Yes, a foreign citizen can purchase property in the United States and may purchase using a trust, a domestic LLC, or even a foreign corporation. Each of these business structures can help give buyers extra protection against liability, and grants tax advantages to foreign purchasers.
2. What is “FIRPTA”?
FIRPTA is a withholding tax that all foreign sellers of property are required to pay to ensure they have no outstanding obligations to the IRS.
When a foreigner purchases property in the U.S., the buyer’s representatives are responsible for withholding between 10% and 15% of the sale proceeds and submitting such amounts to the IRS.

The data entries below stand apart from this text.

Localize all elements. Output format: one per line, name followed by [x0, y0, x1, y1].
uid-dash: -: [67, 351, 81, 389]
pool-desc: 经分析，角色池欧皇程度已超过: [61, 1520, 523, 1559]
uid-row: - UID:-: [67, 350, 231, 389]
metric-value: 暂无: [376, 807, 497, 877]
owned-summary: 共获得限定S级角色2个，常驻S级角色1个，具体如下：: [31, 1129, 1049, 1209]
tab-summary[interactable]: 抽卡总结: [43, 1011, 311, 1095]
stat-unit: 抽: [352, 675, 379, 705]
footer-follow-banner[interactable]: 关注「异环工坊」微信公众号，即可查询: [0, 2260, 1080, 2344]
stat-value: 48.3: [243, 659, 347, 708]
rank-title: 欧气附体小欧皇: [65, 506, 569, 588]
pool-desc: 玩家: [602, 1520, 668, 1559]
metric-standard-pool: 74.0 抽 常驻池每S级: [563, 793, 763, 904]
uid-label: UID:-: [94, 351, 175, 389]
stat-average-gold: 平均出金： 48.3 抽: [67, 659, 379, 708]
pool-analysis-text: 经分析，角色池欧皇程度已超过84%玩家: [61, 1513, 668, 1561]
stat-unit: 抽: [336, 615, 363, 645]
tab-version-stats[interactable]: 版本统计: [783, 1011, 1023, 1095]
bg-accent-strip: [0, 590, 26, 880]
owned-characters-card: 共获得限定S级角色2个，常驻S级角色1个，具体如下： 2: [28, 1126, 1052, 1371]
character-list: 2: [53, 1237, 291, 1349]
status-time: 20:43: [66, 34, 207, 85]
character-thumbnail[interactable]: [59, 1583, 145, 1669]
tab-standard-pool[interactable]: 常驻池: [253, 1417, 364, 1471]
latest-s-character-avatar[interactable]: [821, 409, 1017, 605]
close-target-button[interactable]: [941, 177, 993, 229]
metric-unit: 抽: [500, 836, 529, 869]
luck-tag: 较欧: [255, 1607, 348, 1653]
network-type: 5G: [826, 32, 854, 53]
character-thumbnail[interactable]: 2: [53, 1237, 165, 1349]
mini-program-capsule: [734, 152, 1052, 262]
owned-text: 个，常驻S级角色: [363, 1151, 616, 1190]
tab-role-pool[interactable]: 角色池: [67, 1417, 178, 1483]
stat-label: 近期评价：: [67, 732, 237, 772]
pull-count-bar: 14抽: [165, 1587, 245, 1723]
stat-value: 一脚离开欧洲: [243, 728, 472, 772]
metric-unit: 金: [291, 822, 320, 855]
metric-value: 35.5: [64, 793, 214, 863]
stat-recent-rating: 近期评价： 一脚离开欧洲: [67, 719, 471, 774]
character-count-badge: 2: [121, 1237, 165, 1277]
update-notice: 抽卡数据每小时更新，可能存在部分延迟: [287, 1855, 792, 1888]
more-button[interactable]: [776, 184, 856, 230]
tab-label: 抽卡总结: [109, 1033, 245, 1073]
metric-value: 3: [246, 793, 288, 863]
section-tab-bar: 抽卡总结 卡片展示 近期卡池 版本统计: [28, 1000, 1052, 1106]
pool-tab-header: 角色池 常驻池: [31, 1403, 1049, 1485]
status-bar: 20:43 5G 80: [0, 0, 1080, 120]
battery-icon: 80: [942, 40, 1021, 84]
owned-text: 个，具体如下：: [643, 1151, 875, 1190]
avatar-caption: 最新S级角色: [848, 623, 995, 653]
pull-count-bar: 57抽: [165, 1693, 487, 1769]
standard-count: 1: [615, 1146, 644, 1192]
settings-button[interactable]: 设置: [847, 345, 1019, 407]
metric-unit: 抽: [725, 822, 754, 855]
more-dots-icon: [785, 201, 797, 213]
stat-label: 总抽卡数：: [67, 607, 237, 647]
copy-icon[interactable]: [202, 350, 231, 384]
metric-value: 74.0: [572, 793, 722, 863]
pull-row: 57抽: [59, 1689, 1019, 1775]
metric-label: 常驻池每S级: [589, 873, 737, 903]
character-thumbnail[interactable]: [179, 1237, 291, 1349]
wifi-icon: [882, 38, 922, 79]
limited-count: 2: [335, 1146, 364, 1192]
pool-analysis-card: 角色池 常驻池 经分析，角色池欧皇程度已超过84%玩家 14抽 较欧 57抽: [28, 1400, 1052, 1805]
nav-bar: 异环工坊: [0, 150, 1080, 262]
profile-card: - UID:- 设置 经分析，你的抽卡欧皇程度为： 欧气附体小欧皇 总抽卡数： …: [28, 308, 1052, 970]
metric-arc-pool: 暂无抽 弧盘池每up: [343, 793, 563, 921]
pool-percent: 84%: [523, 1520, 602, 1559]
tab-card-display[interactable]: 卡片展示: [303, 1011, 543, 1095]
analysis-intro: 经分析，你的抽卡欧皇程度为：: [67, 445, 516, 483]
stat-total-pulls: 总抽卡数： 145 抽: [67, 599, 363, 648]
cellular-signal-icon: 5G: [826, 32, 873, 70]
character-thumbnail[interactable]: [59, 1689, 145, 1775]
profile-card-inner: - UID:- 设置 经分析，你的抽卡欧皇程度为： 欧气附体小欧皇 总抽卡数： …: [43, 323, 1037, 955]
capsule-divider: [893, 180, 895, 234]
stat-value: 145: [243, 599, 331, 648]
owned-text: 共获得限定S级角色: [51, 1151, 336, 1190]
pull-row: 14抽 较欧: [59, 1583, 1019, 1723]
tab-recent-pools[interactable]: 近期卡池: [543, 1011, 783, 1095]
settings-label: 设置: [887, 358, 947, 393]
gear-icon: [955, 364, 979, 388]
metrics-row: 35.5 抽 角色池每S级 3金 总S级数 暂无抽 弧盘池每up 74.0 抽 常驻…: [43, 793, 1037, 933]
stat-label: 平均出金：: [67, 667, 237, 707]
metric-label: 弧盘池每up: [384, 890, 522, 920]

Note: the amount withheld is refunded when it is found the taxes on the property are up-to-date.
3. Are foreign owners of US property required to pay the estate tax?
Common in many countries, “estate tax,” or tax that must be paid on the value of someone’s estate when they have died. If foreign citizens own property in the United States at the time of their death, they will be subject to this tax. You may encounter a state tax as well as a Federal tax:
• In New York State, the maximum estate tax rate is 16%.
• On the federal level, the United States is up to 46%.
Leveraging your “boots on the ground” team and resources, may help foreign buyers maximize U.S. tax treaties or set-up Foreign Corporations or LLCs as a hedge.
4. What advantages or disadvantages are there when purchasing property as an individual rather than a corporation or LLC?
Buying as an individual
Pros: Individuals pay capital gains taxes at a slightly higher maximum rate (23.8%) than corporate entities pay their federal taxes (21%).
Cons: less privacy and increased liability in case of lawsuits.
Buying as an LLC or a Foreign Corporation
Pros: Extra privacy and lawsuit protection. If the LLC has a foreign buyer as the sole member, pays a capital gains tax of 23.8% vs. the corporate rate of 21%. If buying as a foreign entity, the buyer avoids the estate tax upon death
Cons: Higher capital gains tax. If the buyer is an LLC as a sole proprietor, the buyer is liable for estate tax. If the LLC is a foreign entity, they pay capital gains tax as high as 21%
5. How will my home country’s tax treaty impact my tax liabilities?
The U.S. has numerous tax treaties with other countries which determine tax rates and exemptions. Some foreigners can claim estate tax exemptions up to $11.2 million. Other treaties don’t cover estate taxes at all, limiting a foreign property buyer’s estate tax exemption to a nominal $60,000.
6. What is a I.R.C. 1031 exchange and can foreign buyers use it?
When an investor sells an investment property, that investor can defer all of their capital gains taxes if they choose to invest 100% of their net gain from the sale into the purchase of a new investment property in the United States. This is called a “1031 transaction”, and it’s something that a foreign buyer can use to avoid capital gains taxes as well as FIRPTA (see #2).
Note: if a foreign seller chooses to utilize this exchange, they must identify their new investment property within 45 days of a sale and must close on that property within 180 days.